6. General Extracted Pole
7. Synthesis of Acoustic Wave Filters.
Activities and Methodology
| Title | Hours | ECTS | Learning Outcomes |
|---|---|---|---|
| Type: Directed | |||
| Exercises | 7 | 0.28 | |
| Lab | 12 | 0.48 | |
| Theory classes | 26 | 1.04 | |
| Type: Supervised | |||
| Tutorials | 15 | 0.6 | |
| Type: Autonomous | |||
| Lab and exercises preparation | 17.5 | 0.7 | |
| Study | 65 | 2.6 |
The classes will be carried out online.
Content
- Introduction.
- Analysis of multi-port networks. Parameter definitions.
- Mathematical synthesis of the transfer function.
- Network synthesis – Circuit approach.
- Coupling matrix synthesis.
- Reconfiguration techniques.
- Technology and design techniques.
Annotation: Within the schedule set by the centre or degree programme, 15 minutes of one class will be reserved for students to evaluate their lecturers and their courses or modules through questionnaires.
Assessment
Continous Assessment Activities
| Title | Weighting | Hours | ECTS | Learning Outcomes |
|---|---|---|---|---|
| Attendance and Participation | 10% | 0.5 | 0.02 | 4 |
| Exam 1 | 20% | 2 | 0.08 | 3, 5, 4, 7 |
| Final Exam | 40% | 2 | 0.08 | 3, 2, 5, 6, 4, 7 |
| Lab Sessions | 30% | 3 | 0.12 | 1, 3, 2, 5, 6, 4, 7 |
Evaluation
Laboratory (30%)
Student's ability to solve practical problems will be assessed taking into account submitted reports, autonomy in problems resolution during lab sessions, ability to work as a team with other students and diligence.
Exam 1 (20%)
MId-course exam to check the propper evolution of the student.
Final Exam (40%)
A final exam will be done at the end of the term including the contents of the subject.
Attendance and Participation (10%)
The attendance to classes and different activities along the course will be a part of the evaluation. Autonomous work and participation in the proposed activities will also determine a part of final marks.
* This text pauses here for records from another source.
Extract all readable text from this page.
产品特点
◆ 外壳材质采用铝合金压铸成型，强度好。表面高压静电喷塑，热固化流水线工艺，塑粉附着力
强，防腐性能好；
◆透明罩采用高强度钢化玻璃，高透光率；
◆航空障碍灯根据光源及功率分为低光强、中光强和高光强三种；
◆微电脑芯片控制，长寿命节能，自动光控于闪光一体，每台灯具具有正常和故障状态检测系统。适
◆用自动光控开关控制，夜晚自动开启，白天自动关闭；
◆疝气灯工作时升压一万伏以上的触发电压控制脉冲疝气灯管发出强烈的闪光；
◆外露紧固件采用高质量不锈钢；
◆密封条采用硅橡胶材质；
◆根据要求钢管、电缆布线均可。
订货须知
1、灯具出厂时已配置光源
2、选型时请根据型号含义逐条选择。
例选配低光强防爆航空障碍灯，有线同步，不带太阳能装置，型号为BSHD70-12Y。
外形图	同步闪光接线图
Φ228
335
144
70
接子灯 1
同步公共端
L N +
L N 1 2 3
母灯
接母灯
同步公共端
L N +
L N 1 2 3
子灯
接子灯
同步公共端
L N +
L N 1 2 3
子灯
Final grade = Lab*0.3 + Exam1*0.2 + Final Exam*0.4 + Attendance*0.1
In the case that the student does not participate in any of the activities presented above, his qualification will be “No qualification”.
For those students not achieving a mark of 5 in the previous activities a recuperation Exam will be carried out with the next average:
NF_rec = 0.3Lab + 0.7Rec_Exam
Bibliography
J. S. Hong, Microstrip Filters for RF/Microwave Applications, 2nd ed., Wiley, 2011.
R. J. Cameron, C. M. Kudsia and R. R. Mansour, Microwave filters for communication systems: fundamentals, design, and applications. Wiley, 2007.
R. E. Collin, Foundations for Microwave Engineering, McGraw-Hill, 1966.
D. M. Pozar, Microwave Engineering, Wiley, 2009.
Software
Matlab
Language list
Information on the teaching languages can be checked on the CONTENTS section of the guide.